Il quasi 66enne Cesare Battisti, in carcere ad Oristano dove sconta in una cella di massima sicurezza l’ergastolo per quattro omicidi finalmente ammessi, vorrebbe uscire (vivo) dal caceere. L’idea è di ottenere, non subito, l’accesso a misure alternative, data l’età e quello che si potrebbe definire - con l’ammissione delle sue colpe - una specie di pentimento. In una lettera scritta a uno dei suoi sostenitori più fervidi, l’ex guerrigliero del Pac, latitante per 37 anni e arrestato in Bolivia dopo una latitanza dorata in Brasile, racconta di sentirsi “piegato nel fisico e nel morale” e invoca clemenza dallo Stato. Le sue ragioni tecnico-giuridico le spiega bene il suo avvocato di di fiducia, Davide Steccanella, studioso e storico del terrorismo, in una recente intervista all’AGI. Uno dei temi sarebbe l’accordo con il Brasile che prevedeva la commutazione dell’ergastolo in una pena definita per ragioni costituzionali. Spiega il legale: “Il mio impegno è far sì che Cesare Battisti non muoia in carcere. Tu non puoi rimproverare di avere violato la legge se non sei il primo a rispettarla e uno Stato che non rispetta la legge perde autorevolezza anche nei confronti di chi la viola… La situazione di Battisti è molto particolare perché qui non soltanto si parla di fatti commessi 40 anni fa, ma anche di una persona che è andata via dall’Italia 40 anni fa, nel 1979 quando, dopo due anni di galera, è stato fatto evadere da altri, è andato all’estero e non ha più fatto rientro nel nostro Paese. Ora, chiunque abbia potuto vivere in Italia negli ultimi 40 anni sa che questo è un Paese completamente diverso. C’è questo duplice problema: sono vecchi i fatti ed è vecchissimo questo rapporto con lo Stato che in questo momento sta eseguendo nei suoi confronti una pena”.

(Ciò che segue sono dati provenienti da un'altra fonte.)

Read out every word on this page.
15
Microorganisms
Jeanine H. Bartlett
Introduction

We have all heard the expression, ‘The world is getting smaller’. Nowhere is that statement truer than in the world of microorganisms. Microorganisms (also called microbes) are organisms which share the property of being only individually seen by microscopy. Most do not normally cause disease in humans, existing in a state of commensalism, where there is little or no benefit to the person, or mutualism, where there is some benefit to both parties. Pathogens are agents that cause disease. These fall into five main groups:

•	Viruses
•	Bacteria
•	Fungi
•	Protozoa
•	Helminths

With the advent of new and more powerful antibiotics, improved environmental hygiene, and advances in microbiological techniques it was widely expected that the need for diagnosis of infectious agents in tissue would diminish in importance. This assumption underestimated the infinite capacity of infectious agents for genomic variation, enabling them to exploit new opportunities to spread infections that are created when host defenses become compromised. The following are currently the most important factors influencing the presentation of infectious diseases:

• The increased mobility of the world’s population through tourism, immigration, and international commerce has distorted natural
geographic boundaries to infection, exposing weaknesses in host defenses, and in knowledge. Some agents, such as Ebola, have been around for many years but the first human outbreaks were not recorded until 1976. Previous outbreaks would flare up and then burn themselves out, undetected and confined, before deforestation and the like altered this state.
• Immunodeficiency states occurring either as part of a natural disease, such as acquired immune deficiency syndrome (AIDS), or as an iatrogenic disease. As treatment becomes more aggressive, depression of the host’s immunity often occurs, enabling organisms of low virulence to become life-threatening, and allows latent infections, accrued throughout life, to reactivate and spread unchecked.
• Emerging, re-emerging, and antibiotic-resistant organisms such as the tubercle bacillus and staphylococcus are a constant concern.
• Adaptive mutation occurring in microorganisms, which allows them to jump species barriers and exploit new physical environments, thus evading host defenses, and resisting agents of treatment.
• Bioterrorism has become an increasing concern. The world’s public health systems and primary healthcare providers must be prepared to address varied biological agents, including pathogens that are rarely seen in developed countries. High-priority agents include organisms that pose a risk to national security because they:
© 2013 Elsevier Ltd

L’avvocato Steccanella respinge anche le ipotesi che dietro alle fortunose fughe nel corso dei decenni ci sia lo zampino dei Servizi di qualche paese occidentale, vedi la Francia. Fatto che Battisti nega da sempre con forza. Semmai parla di solidarietà internazionale tra “compagni della stessa fede” che lo avrebbe sostenuto e protetto. “Da quello che ho capito io, mi pare assolutamente compatibile la sua versione. Ai tempi anche prendere gli aerei non era così complicato come oggi, è pieno di casi, non sarebbe né il primo né l’ultimo ad averlo fatto in quegli anni, non è necessario che ci sia dietro chissà quale protezione francese. Tra l'altro con la Francia lui ha un rapporto particolare perché è stato per tanti anni al riparo della cosiddetta 'dottrina Mitterand' che poi è saltata praticamente per lui perché sono pochissimi i casi contrari. Non credo francamente che abbia avuto protezioni al di là di quello che ha dichiarato".
Poi, finalmente, il capitolo degli omicidi. Battisti ha sempre negato di essere un assassino; ora ammette “di avere avuto un ruolo materiale o come mandante in quattro omicidi”: quelli del maresciallo degli agenti di custodia del carcere di Udine Antonio Santoro, del gioielliere Pierluigi Torregiani, del commerciante Lino Sabbadin e del poliziotto Andrea Campagna.
Nell’interrogatorio davanti al pm, Battisti è entrato nei dettagli, spiegando che il poliziotto Andrea Campagna fu ucciso “su indicazione data dal collettivo di Zona Sud in quanto Campagna era stato ritenuto uno dei principali responsabili di una retata ai danni dei compagni del collettivo Barona che erano poi stati torturati in caserma”.
Com’è, come si sente, come vive il carcere? "L’ho visto per la prima volta nel carcere di massima sicurezza, è una persona di 65 anni che ha tutta una storia particolare, completamente diversa dalla mia, per cui all’inizio è stato un po’ difficile. Quello che posso dire è che mi pare una persona sincera. Il mito che era stato costruito non mi sembra corrispondere per niente alla persona fisica e reale che in questi mesi sto conoscendo. Sicuramente la mia impressione è migliore di quella che la stampa aveva trasmesso".